Trail of Nyarlathotep

Father John's Letter to Natasha December 20, 1920

Curious utterances and even more curious logic

Father John Yang
Boston, Massachusetts
December 20, 1920

Natasha P. Levin
New York, New York

Ms. Levin,

It is wonderful to hear from you. I think often and fondly—despite or because of—our adventures with our friends. The front gave us many memories, and merry New England many more. It is good to hear that you aren’t spending your time in the dance halls, as alluring as they might be. I am, after all, still a priest and the Church has called for modesty.

I am glad that you mentioned the book and the dreams. I hope you don’t think me childish, but I feel I must confess that I have also been having odd experiences. Yesterday in prayer, I uttered the word “Goody” instead of “Good” in reference to the Holy Mother. And it seems as if every bird I see reminds me of “Fowler”.

On their own, parapraxis like these would account for nothing. However, I mention them because they are not isolated. There is also a whispering woman’s voice I’ve heard emanating from the darker corners of the library. The voice never utters anything distinct, but the pleading tone behind its words claws at me late at night. Prayer seems to only make it worse as if communing with God gives it a path to my ears. Just now there seems to be a presence alighting just outside my periphery reading these words no matter which way I turn. Sleeping has become a chore, although I appreciate the added hours to the day, even if they are spent weary.

I feel as if I am on the cusp of cracking the diary myself. There seems to be an nefarious logic to the very structure of the page that is far removed from the words themselves. I fear I will never realize everything the diary holds, however, by this point much of the book has set itself upon my mind. Recalling a passage will often bring the entire page floating in front of me. It is curious.

If you can make it to Boston I would gladly set aside as much time as you’d like to discuss the book. I will have Mass to attend to upon the Holy Days, however, there is always time to translate and study now that sleep is so fitful.

Deo gratias,
Father John Yang


[Beautifully done, Chris! ]


[Oh heavens—we’re going to lose you both so much sooner than we’d like. You should all know that Matt cackled with glee as I read this exchange aloud.]


This exchange is fantastic!

Well, please accept the following:

Upon a close study, Goody Fowler appears to have discovered in the collection of her master a singular sounding work known only as the “Liber Ivonis”; shortly afterwards she recorded her first contact with a “Green Fairy” and or a “Shadow Man” who appeared to help transform the words in that latin volume into English.
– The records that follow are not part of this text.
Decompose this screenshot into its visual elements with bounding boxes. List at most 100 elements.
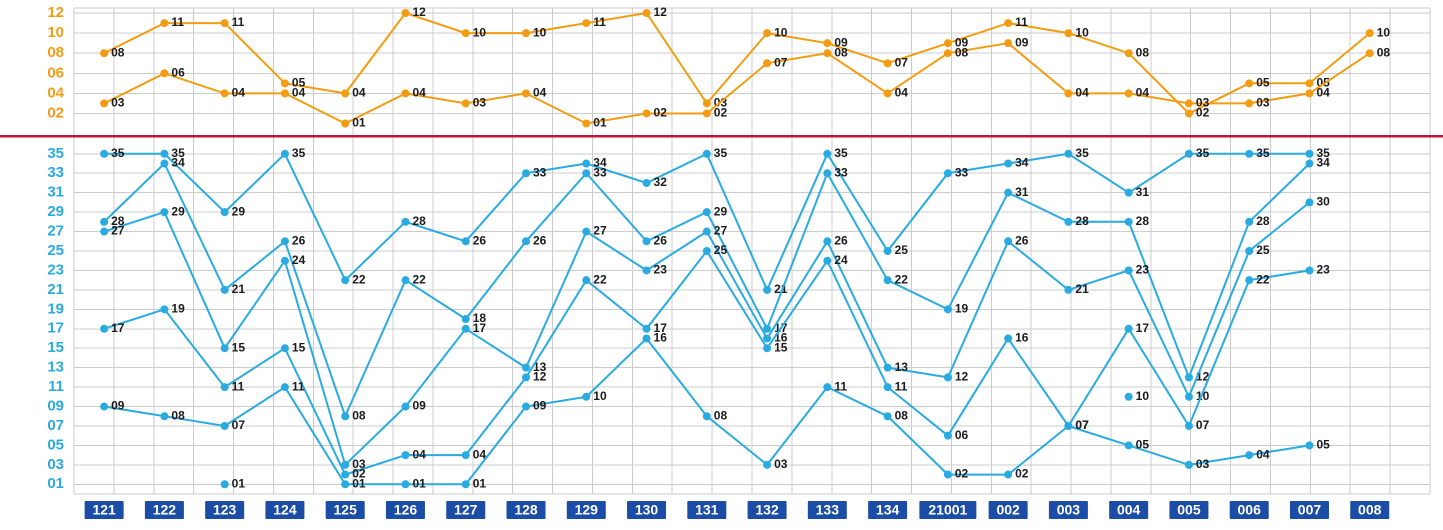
data-point-label: 03	[1196, 457, 1210, 471]
data-point-label: 01	[232, 476, 246, 490]
data-point-label: 31	[1136, 185, 1150, 199]
x-tick-label: 007	[1298, 502, 1322, 518]
data-point	[1185, 99, 1193, 107]
data-point-label: 08	[1136, 45, 1150, 59]
data-point-label: 10	[774, 25, 788, 39]
data-point-label: 07	[1196, 418, 1210, 432]
data-point	[944, 305, 952, 313]
y-tick-bottom: 01	[47, 475, 64, 492]
data-point	[401, 403, 409, 411]
data-point-label: 04	[412, 447, 426, 461]
data-point-label: 19	[171, 301, 185, 315]
data-point	[1185, 373, 1193, 381]
x-tick-label: 006	[1238, 502, 1262, 518]
data-point	[1245, 150, 1253, 158]
x-tick-label: 004	[1117, 502, 1141, 518]
data-point	[763, 59, 771, 67]
data-point-label: 09	[412, 399, 426, 413]
data-point	[401, 276, 409, 284]
y-tick-bottom: 21	[47, 281, 64, 298]
data-point-label: 02	[654, 106, 668, 120]
data-point	[401, 480, 409, 488]
data-point	[884, 59, 892, 67]
data-point-label: 08	[352, 408, 366, 422]
data-point	[1004, 471, 1012, 479]
data-point	[100, 99, 108, 107]
data-point-label: 26	[533, 233, 547, 247]
grid	[74, 8, 1430, 494]
data-point-label: 10	[473, 25, 487, 39]
data-point-label: 35	[292, 146, 306, 160]
data-point-label: 12	[412, 5, 426, 19]
data-point-label: 16	[654, 331, 668, 345]
data-point-label: 15	[232, 340, 246, 354]
data-point	[281, 344, 289, 352]
data-point	[1064, 150, 1072, 158]
x-tick-label: 005	[1177, 502, 1201, 518]
y-axis-top: 020406081012	[47, 4, 64, 121]
data-point	[1305, 266, 1313, 274]
data-point	[703, 109, 711, 117]
data-point-label: 30	[1316, 195, 1330, 209]
data-point	[1125, 393, 1133, 401]
data-point	[944, 49, 952, 57]
data-point-label: 01	[352, 476, 366, 490]
data-point-label: 10	[533, 25, 547, 39]
data-point	[763, 286, 771, 294]
data-point-label: 22	[593, 272, 607, 286]
data-point	[582, 160, 590, 168]
x-tick-label: 128	[514, 502, 538, 518]
data-point	[582, 393, 590, 401]
data-point	[1245, 247, 1253, 255]
data-point	[1064, 286, 1072, 294]
data-point	[944, 432, 952, 440]
x-tick-label: 134	[876, 502, 900, 518]
data-point-label: 13	[895, 360, 909, 374]
data-point-label: 02	[1015, 467, 1029, 481]
data-point	[884, 247, 892, 255]
data-point-label: 24	[834, 253, 848, 267]
data-point-label: 12	[654, 5, 668, 19]
data-point-label: 33	[834, 165, 848, 179]
data-point-label: 11	[593, 15, 606, 29]
data-point-label: 31	[1015, 185, 1029, 199]
data-point-label: 04	[412, 86, 426, 100]
data-point	[643, 325, 651, 333]
data-point	[884, 276, 892, 284]
data-point	[1366, 29, 1374, 37]
data-point-label: 27	[593, 224, 607, 238]
data-point	[1064, 89, 1072, 97]
data-point-label: 11	[895, 379, 908, 393]
data-point	[281, 79, 289, 87]
data-point-label: 12	[955, 370, 969, 384]
data-point-label: 03	[111, 96, 125, 110]
x-tick-label: 125	[334, 502, 358, 518]
data-point-label: 08	[171, 408, 185, 422]
data-point	[582, 228, 590, 236]
data-point-label: 05	[1256, 76, 1270, 90]
y-tick-bottom: 07	[47, 417, 64, 434]
data-point	[522, 89, 530, 97]
data-point-label: 34	[1316, 156, 1330, 170]
data-point	[1064, 422, 1072, 430]
data-point	[281, 257, 289, 265]
y-tick-bottom: 09	[47, 397, 64, 414]
data-point	[1064, 29, 1072, 37]
data-point	[1185, 393, 1193, 401]
data-point-label: 19	[955, 301, 969, 315]
y-tick-bottom: 29	[47, 203, 64, 220]
data-point-label: 33	[955, 165, 969, 179]
y-tick-top: 02	[47, 104, 64, 121]
data-point-label: 07	[1075, 418, 1089, 432]
data-point-label: 34	[1015, 156, 1029, 170]
data-point	[401, 218, 409, 226]
data-point	[522, 403, 530, 411]
data-point-label: 25	[714, 243, 728, 257]
data-point	[160, 160, 168, 168]
data-point-label: 23	[1316, 263, 1330, 277]
data-point-label: 01	[352, 116, 366, 130]
y-tick-bottom: 27	[47, 223, 64, 240]
data-point	[703, 247, 711, 255]
data-point-label: 07	[774, 55, 788, 69]
data-point-label: 22	[412, 272, 426, 286]
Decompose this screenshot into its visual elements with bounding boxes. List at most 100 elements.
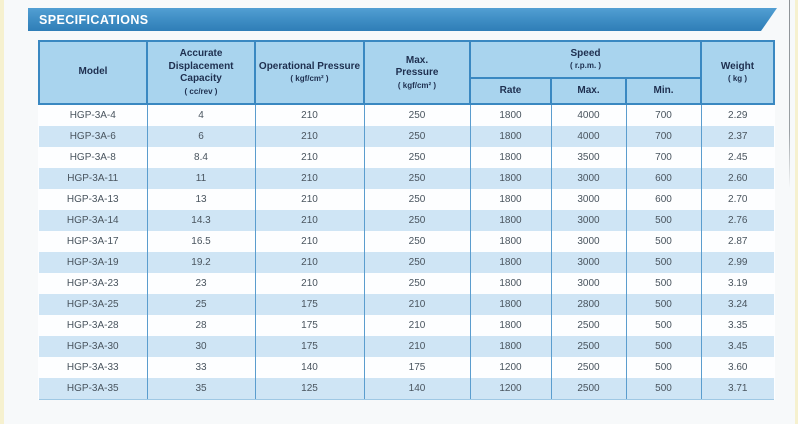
table-body: HGP-3A-4 4 210 250 1800 4000 700 2.29 HGP-3A-6 6 2… — [39, 104, 774, 400]
cell-capacity: 11 — [146, 168, 256, 189]
cell-model: HGP-3A-30 — [39, 336, 148, 357]
cell-speed_rate: 1800 — [469, 168, 552, 189]
cell-max_pressure: 250 — [363, 231, 471, 252]
col-header-model: Model — [38, 40, 148, 105]
cell-speed_rate: 1800 — [469, 126, 552, 147]
table-row: HGP-3A-25 25 175 210 1800 2800 500 3.24 — [39, 294, 774, 315]
col-header-operational-pressure: Operational Pressure ( kgf/cm² ) — [254, 40, 365, 105]
cell-op_pressure: 210 — [254, 189, 365, 210]
cell-weight: 3.24 — [700, 294, 774, 315]
cell-speed_min: 500 — [625, 252, 702, 273]
cell-speed_min: 500 — [625, 378, 702, 400]
table-row: HGP-3A-28 28 175 210 1800 2500 500 3.35 — [39, 315, 774, 336]
cell-speed_min: 500 — [625, 294, 702, 315]
cell-speed_max: 2500 — [550, 315, 627, 336]
cell-speed_max: 3000 — [550, 231, 627, 252]
cell-capacity: 19.2 — [146, 252, 256, 273]
cell-capacity: 35 — [146, 378, 256, 400]
cell-capacity: 25 — [146, 294, 256, 315]
cell-speed_min: 700 — [625, 147, 702, 168]
table-row: HGP-3A-6 6 210 250 1800 4000 700 2.37 — [39, 126, 774, 147]
cell-max_pressure: 250 — [363, 126, 471, 147]
cell-model: HGP-3A-35 — [39, 378, 148, 400]
cell-speed_rate: 1800 — [469, 294, 552, 315]
section-title-bar: SPECIFICATIONS — [28, 8, 777, 31]
scan-edge-right — [795, 0, 798, 424]
cell-speed_min: 600 — [625, 168, 702, 189]
cell-op_pressure: 210 — [254, 168, 365, 189]
cell-capacity: 16.5 — [146, 231, 256, 252]
cell-capacity: 23 — [146, 273, 256, 294]
cell-max_pressure: 250 — [363, 168, 471, 189]
cell-max_pressure: 210 — [363, 315, 471, 336]
table-row: HGP-3A-19 19.2 210 250 1800 3000 500 2.99 — [39, 252, 774, 273]
cell-capacity: 28 — [146, 315, 256, 336]
cell-max_pressure: 250 — [363, 147, 471, 168]
col-header-speed-rate: Rate — [469, 77, 552, 105]
cell-speed_rate: 1800 — [469, 104, 552, 126]
cell-op_pressure: 175 — [254, 336, 365, 357]
cell-weight: 3.71 — [700, 378, 774, 400]
cell-capacity: 30 — [146, 336, 256, 357]
table-row: HGP-3A-14 14.3 210 250 1800 3000 500 2.76 — [39, 210, 774, 231]
cell-speed_max: 3000 — [550, 252, 627, 273]
unit-cc-rev: ( cc/rev ) — [184, 86, 218, 96]
cell-speed_min: 500 — [625, 231, 702, 252]
table-row: HGP-3A-4 4 210 250 1800 4000 700 2.29 — [39, 104, 774, 126]
cell-weight: 2.37 — [700, 126, 774, 147]
cell-model: HGP-3A-23 — [39, 273, 148, 294]
cell-speed_min: 500 — [625, 273, 702, 294]
cell-speed_min: 700 — [625, 104, 702, 126]
cell-speed_rate: 1200 — [469, 378, 552, 400]
cell-model: HGP-3A-13 — [39, 189, 148, 210]
cell-speed_rate: 1800 — [469, 252, 552, 273]
cell-speed_rate: 1800 — [469, 315, 552, 336]
cell-model: HGP-3A-33 — [39, 357, 148, 378]
scan-edge-left — [0, 0, 4, 424]
cell-op_pressure: 210 — [254, 126, 365, 147]
cell-speed_max: 3000 — [550, 168, 627, 189]
cell-speed_rate: 1800 — [469, 231, 552, 252]
cell-max_pressure: 140 — [363, 378, 471, 400]
cell-speed_min: 500 — [625, 336, 702, 357]
cell-max_pressure: 250 — [363, 104, 471, 126]
cell-speed_min: 600 — [625, 189, 702, 210]
cell-speed_min: 500 — [625, 357, 702, 378]
cell-weight: 3.35 — [700, 315, 774, 336]
cell-max_pressure: 250 — [363, 273, 471, 294]
cell-speed_max: 3000 — [550, 189, 627, 210]
cell-capacity: 4 — [146, 104, 256, 126]
cell-speed_max: 3500 — [550, 147, 627, 168]
cell-speed_max: 4000 — [550, 126, 627, 147]
cell-model: HGP-3A-19 — [39, 252, 148, 273]
table-row: HGP-3A-30 30 175 210 1800 2500 500 3.45 — [39, 336, 774, 357]
cell-weight: 3.60 — [700, 357, 774, 378]
table-header: Model Accurate Displacement Capacity ( c… — [38, 40, 775, 105]
cell-op_pressure: 125 — [254, 378, 365, 400]
cell-op_pressure: 175 — [254, 294, 365, 315]
section-title: SPECIFICATIONS — [39, 12, 149, 27]
cell-model: HGP-3A-14 — [39, 210, 148, 231]
table-row: HGP-3A-17 16.5 210 250 1800 3000 500 2.87 — [39, 231, 774, 252]
cell-weight: 2.70 — [700, 189, 774, 210]
table-row: HGP-3A-35 35 125 140 1200 2500 500 3.71 — [39, 378, 774, 400]
cell-speed_max: 2800 — [550, 294, 627, 315]
table-row: HGP-3A-8 8.4 210 250 1800 3500 700 2.45 — [39, 147, 774, 168]
cell-speed_max: 2500 — [550, 357, 627, 378]
cell-capacity: 6 — [146, 126, 256, 147]
cell-speed_rate: 1200 — [469, 357, 552, 378]
cell-model: HGP-3A-6 — [39, 126, 148, 147]
cell-op_pressure: 210 — [254, 273, 365, 294]
unit-rpm: ( r.p.m. ) — [569, 61, 602, 71]
cell-weight: 2.99 — [700, 252, 774, 273]
cell-speed_rate: 1800 — [469, 147, 552, 168]
cell-speed_max: 2500 — [550, 336, 627, 357]
table-row: HGP-3A-13 13 210 250 1800 3000 600 2.70 — [39, 189, 774, 210]
cell-weight: 2.87 — [700, 231, 774, 252]
cell-max_pressure: 210 — [363, 336, 471, 357]
cell-weight: 3.19 — [700, 273, 774, 294]
cell-op_pressure: 140 — [254, 357, 365, 378]
cell-model: HGP-3A-11 — [39, 168, 148, 189]
cell-speed_max: 4000 — [550, 104, 627, 126]
table-row: HGP-3A-23 23 210 250 1800 3000 500 3.19 — [39, 273, 774, 294]
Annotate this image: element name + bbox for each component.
It’s not at all clear why or how this was accomplished, and is no doubt simply the deranged dreams of a poor, insane young woman.

At any rate, she claims that certain key intonations from this work, in conjunction with some cryptic diagrams you’re still a little uncertain about the import of, allowed her to contact an entity known as “the all-in-one, in whom the spheres dwell”, and it was from this entity that she learned to work her magic, whatever that was.

There’s also something about a Silver Key. There is, in fact, a section of her work that is simply variations of the phrase “The Key and The Gate” repeated twenty eight times, for instance “The Key and the Gate. The Key is the Gate. Bring the Key and the Gate. The Key in the Gate.” And so forth. More proof, surely, that she was a haunted madwoman.

Sadly, she recounts as one of her grievances against her master (one Jebadiah Nelson of Boston) that she returned from market one afternoon to find him assiduously burning the Liber Ivonis. This was, naturally, one of the reasons he had to die.